Fulani Herdsmen under the aegis of Miyetti Allah Cattle Breeders’ Association have dragged the Benue State Government to court.
The action is in protest against the planned implementation of the Open Grazing Prohibition and Ranches Establishment Law recently enacted by the State Government as a panacea to herders/farmers’ clashes.
Governor Samuel Ortom, who disclosed this yesterday in an interview with newsmen at the Benue Peoples House, Makurdi, said as a law abiding citizen, he was not worried by the decision of the cattle breeders to seek to frustrate his peace efforts through legal means, positing that the state would slog it out with the group in court.

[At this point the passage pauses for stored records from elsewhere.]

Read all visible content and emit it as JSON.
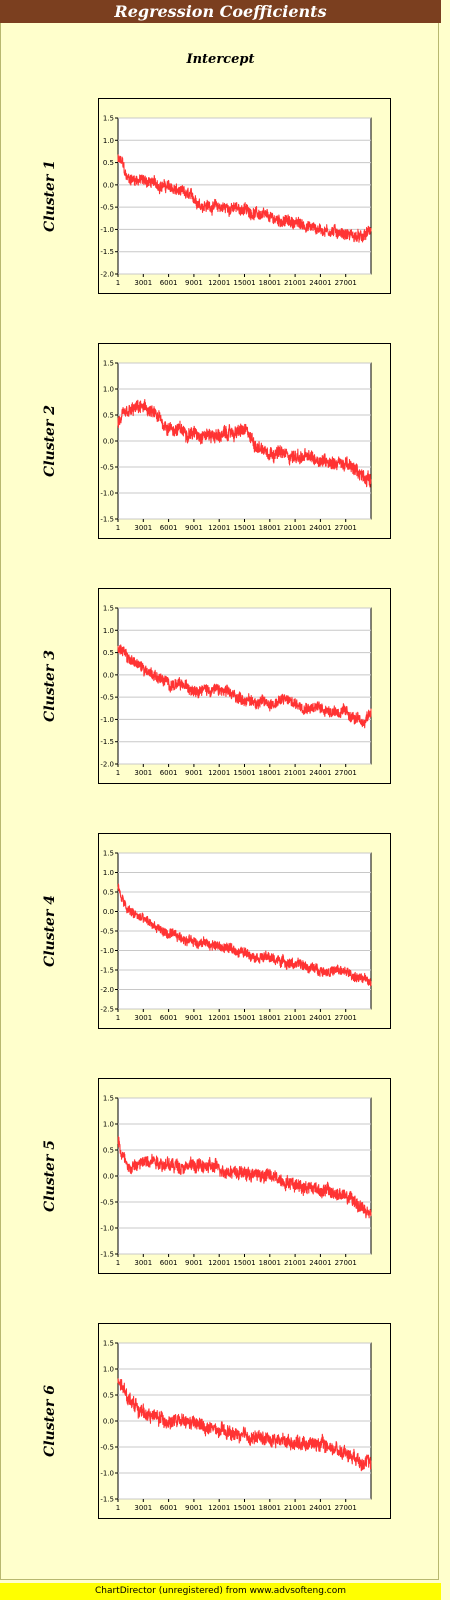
{
  "title": "Regression Coefficients",
  "subtitle": "Intercept",
  "footer": "ChartDirector (unregistered) from www.advsofteng.com",
  "colors": {
    "title_bg": "#7b3f1f",
    "background": "#ffffcc",
    "plot_bg": "#ffffff",
    "line": "#ff3333",
    "footer_bg": "#ffff00"
  },
  "chart_data": [
    {
      "type": "line",
      "ylabel": "Cluster 1",
      "ylim": [
        -2.0,
        1.5
      ],
      "yticks": [
        1.5,
        1.0,
        0.5,
        0.0,
        -0.5,
        -1.0,
        -1.5,
        -2.0
      ],
      "xlim": [
        1,
        30000
      ],
      "xticks": [
        1,
        3001,
        6001,
        9001,
        12001,
        15001,
        18001,
        21001,
        24001,
        27001
      ],
      "series": [
        {
          "x": [
            1,
            500,
            1000,
            3001,
            6001,
            9001,
            10000,
            12001,
            15001,
            18001,
            21001,
            24001,
            26000,
            27001,
            29000,
            30000
          ],
          "values": [
            0.55,
            0.5,
            0.15,
            0.1,
            -0.05,
            -0.3,
            -0.45,
            -0.5,
            -0.55,
            -0.75,
            -0.85,
            -1.0,
            -1.05,
            -1.1,
            -1.2,
            -1.0
          ]
        }
      ]
    },
    {
      "type": "line",
      "ylabel": "Cluster 2",
      "ylim": [
        -1.5,
        1.5
      ],
      "yticks": [
        1.5,
        1.0,
        0.5,
        0.0,
        -0.5,
        -1.0,
        -1.5
      ],
      "xlim": [
        1,
        30000
      ],
      "xticks": [
        1,
        3001,
        6001,
        9001,
        12001,
        15001,
        18001,
        21001,
        24001,
        27001
      ],
      "series": [
        {
          "x": [
            1,
            1000,
            2500,
            3500,
            5000,
            6001,
            9001,
            12001,
            13500,
            15001,
            16500,
            18001,
            21001,
            24001,
            27001,
            28500,
            30000
          ],
          "values": [
            0.35,
            0.5,
            0.65,
            0.6,
            0.4,
            0.25,
            0.15,
            0.1,
            0.15,
            0.2,
            -0.1,
            -0.2,
            -0.3,
            -0.35,
            -0.45,
            -0.6,
            -0.75
          ]
        }
      ]
    },
    {
      "type": "line",
      "ylabel": "Cluster 3",
      "ylim": [
        -2.0,
        1.5
      ],
      "yticks": [
        1.5,
        1.0,
        0.5,
        0.0,
        -0.5,
        -1.0,
        -1.5,
        -2.0
      ],
      "xlim": [
        1,
        30000
      ],
      "xticks": [
        1,
        3001,
        6001,
        9001,
        12001,
        15001,
        18001,
        21001,
        24001,
        27001
      ],
      "series": [
        {
          "x": [
            1,
            1000,
            3001,
            6001,
            9001,
            12001,
            15001,
            18001,
            20000,
            21001,
            24001,
            27001,
            29000,
            30000
          ],
          "values": [
            0.65,
            0.4,
            0.15,
            -0.2,
            -0.3,
            -0.35,
            -0.55,
            -0.65,
            -0.55,
            -0.65,
            -0.75,
            -0.85,
            -1.1,
            -0.8
          ]
        }
      ]
    },
    {
      "type": "line",
      "ylabel": "Cluster 4",
      "ylim": [
        -2.5,
        1.5
      ],
      "yticks": [
        1.5,
        1.0,
        0.5,
        0.0,
        -0.5,
        -1.0,
        -1.5,
        -2.0,
        -2.5
      ],
      "xlim": [
        1,
        30000
      ],
      "xticks": [
        1,
        3001,
        6001,
        9001,
        12001,
        15001,
        18001,
        21001,
        24001,
        27001
      ],
      "series": [
        {
          "x": [
            1,
            1000,
            3001,
            6001,
            9001,
            12001,
            15001,
            18001,
            21001,
            24001,
            27001,
            29000,
            30000
          ],
          "values": [
            0.6,
            0.05,
            -0.2,
            -0.6,
            -0.75,
            -0.9,
            -1.05,
            -1.2,
            -1.35,
            -1.5,
            -1.55,
            -1.75,
            -1.8
          ]
        }
      ]
    },
    {
      "type": "line",
      "ylabel": "Cluster 5",
      "ylim": [
        -1.5,
        1.5
      ],
      "yticks": [
        1.5,
        1.0,
        0.5,
        0.0,
        -0.5,
        -1.0,
        -1.5
      ],
      "xlim": [
        1,
        30000
      ],
      "xticks": [
        1,
        3001,
        6001,
        9001,
        12001,
        15001,
        18001,
        21001,
        24001,
        27001
      ],
      "series": [
        {
          "x": [
            1,
            500,
            1500,
            3001,
            4000,
            6001,
            9001,
            12001,
            15001,
            18001,
            21001,
            24001,
            27001,
            29000,
            30000
          ],
          "values": [
            0.7,
            0.4,
            0.15,
            0.25,
            0.35,
            0.2,
            0.2,
            0.15,
            0.05,
            0.0,
            -0.15,
            -0.25,
            -0.4,
            -0.6,
            -0.8
          ]
        }
      ]
    },
    {
      "type": "line",
      "ylabel": "Cluster 6",
      "ylim": [
        -1.5,
        1.5
      ],
      "yticks": [
        1.5,
        1.0,
        0.5,
        0.0,
        -0.5,
        -1.0,
        -1.5
      ],
      "xlim": [
        1,
        30000
      ],
      "xticks": [
        1,
        3001,
        6001,
        9001,
        12001,
        15001,
        18001,
        21001,
        24001,
        27001
      ],
      "series": [
        {
          "x": [
            1,
            1000,
            3001,
            6001,
            9001,
            12001,
            15001,
            18001,
            21001,
            24001,
            27001,
            29000,
            30000
          ],
          "values": [
            0.75,
            0.5,
            0.15,
            0.0,
            -0.05,
            -0.2,
            -0.3,
            -0.35,
            -0.4,
            -0.45,
            -0.6,
            -0.75,
            -0.85
          ]
        }
      ]
    }
  ]
}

The Governor said he was waiting for the courts to tell him that it was unlawful for him to initiate a bill for the law and send to the State House of Assembly.
He said, “the enactment of the law is part of constitutional responsibility to protect lives and property including those of herdsmen; the bill seeks the establishment of ranches not just for cattle but for all livestock including pigs, goats and sheep.”
Speaking on the ultimatum issued by labour unions calling on him to clear the backlog of salaries owed civil servants or risk industrial action, Governor Ortom said he was still studying the letter and would meet with the organised labour to dialogue on the matter.
The Governor, however, noted that the accumulated arrears of salaries, pensions and gratuities were due to the high wage bill he inherited from his predecessor, which was compounded by the shortfall in federal allocation to states, occasioned by dwindling oil prices.
He reiterated that his administration inherited N69b arrears of salaries and a monthly wage bill of about N8.2 billion which increased to N8.5b with the implementation of the new minimum wage for primary school teachers.
Governor Ortom said owing to the series of screening exercises and prudent management of resources as well as plugging of leakage by his administration, the state’s wage bill has been reduced to N7.8 billion even with overheads and pensions.
He further said about N40 billion was needed to clear the backlog of salaries, pensions and gratuities.